Memory stopped being a commodity the moment it had to be co-designed
The most consequential line in NVIDIA's Korea announcement is not a GPU count but a sentence about scheduling. Jensen Huang said NVIDIA and SK hynix are "co-designing our road maps together so that Nvidia's architecture and SK hynix's memory technology can advance together" [4]. That is a quiet admission that high-bandwidth memory — HBM, the stacked DRAM that sits next to an accelerator and feeds it data — can no longer be sourced after a chip is finished. A Vera Rubin-class system's bandwidth, power envelope and thermal behavior are determined years before silicon ships, which means the memory has to be specified in lockstep with the compute, not bolted on at the end. By signing a multi-year deal spanning Vera Rubin supercomputers, Vera CPUs, RTX Spark PCs and Jetson Thor robotics, NVIDIA is effectively reserving a seat for SK hynix at its own design table [1].

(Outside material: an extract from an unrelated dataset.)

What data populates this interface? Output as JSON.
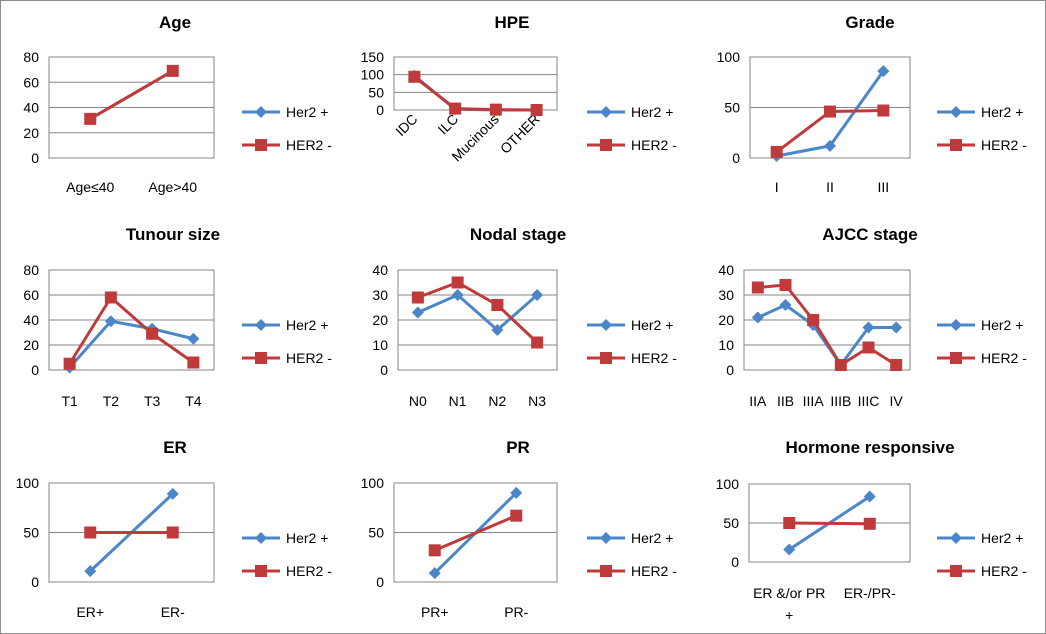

The market read this correctly as a structural shift, not a one-off order. NH Investment & Securities' Ryu Young-ho noted the partnership "reinforced the view that memory chips were evolving from a commodity product into a more customer-specific business" [5]. SK Group's Chey Tae-won extended the logic in the other direction: the same partnership has SK hynix "applying AI to how we design and manufacture semiconductors" using NVIDIA's CUDA-X and PhysicsNeMo [1]. So the relationship runs both ways — NVIDIA's roadmap pulls custom memory out of SK hynix, while SK hynix pulls NVIDIA's simulation and physics tooling into its fabs. Commodity DRAM was fungible and interchangeable; co-designed HBM is sticky, and stickiness is exactly what NVIDIA wants when memory is the bottleneck for the entire AI buildout.